Many of these journalists left not because they lost interest—but because media economics, editorial shifts, or burnout drove them out. The result? Fewer people holding institutions accountable. Fewer watchdogs sniffing out robocollege fraud. Fewer investigations into how DEI is dismantled under political pressure. Less public understanding of how tens of millions became student loan serfs.

In their absence, we see the rise of sponsored content, consultant-driven “thought leadership,” and university propaganda dressed as reporting.

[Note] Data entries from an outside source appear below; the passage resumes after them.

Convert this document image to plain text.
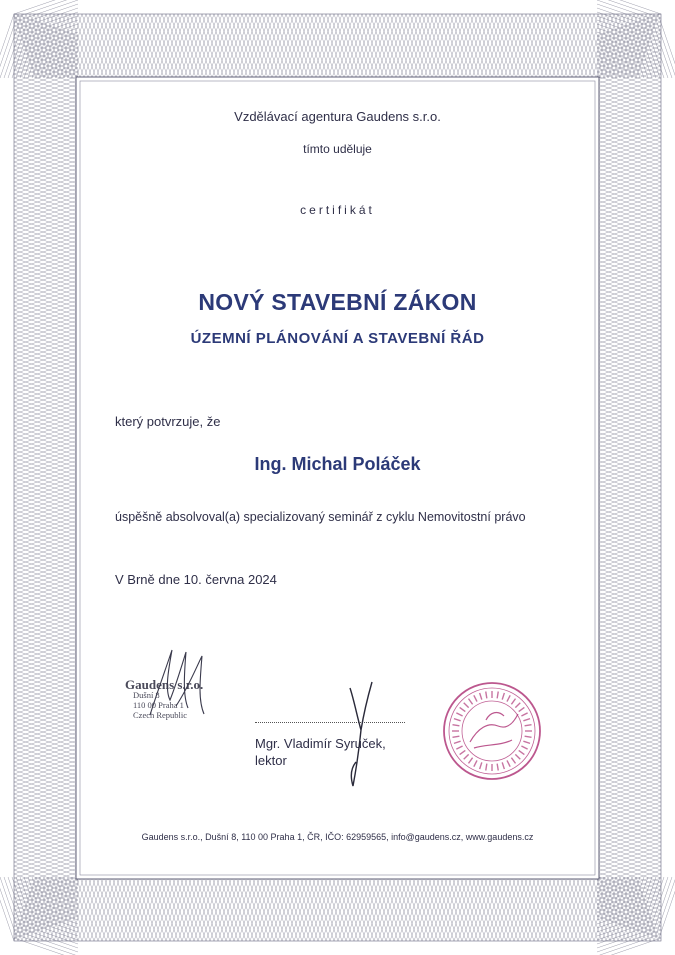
Vzdělávací agentura Gaudens s.r.o.
tímto uděluje
certifikát
NOVÝ STAVEBNÍ ZÁKON
ÚZEMNÍ PLÁNOVÁNÍ A STAVEBNÍ ŘÁD
který potvrzuje, že
Ing. Michal Poláček
úspěšně absolvoval(a) specializovaný seminář z cyklu Nemovitostní právo
V Brně dne 10. června 2024
Gaudens s.r.o.
Dušní 8
110 00 Praha 1
Czech Republic
Mgr. Vladimír Syruček,
lektor
Gaudens s.r.o., Dušní 8, 110 00 Praha 1, ČR, IČO: 62959565, info@gaudens.cz, www.gaudens.cz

At The Higher Education Inquirer, we believe journalism is not just about reporting the news—it’s about building public memory and resisting amnesia. That’s what these current and former reporters have done. And that’s why we honor both those still in the trenches and those who left with their integrity intact.

If this is truly the Digital Dark Age, then we owe everything to those who kept the lights on—even if only for a while.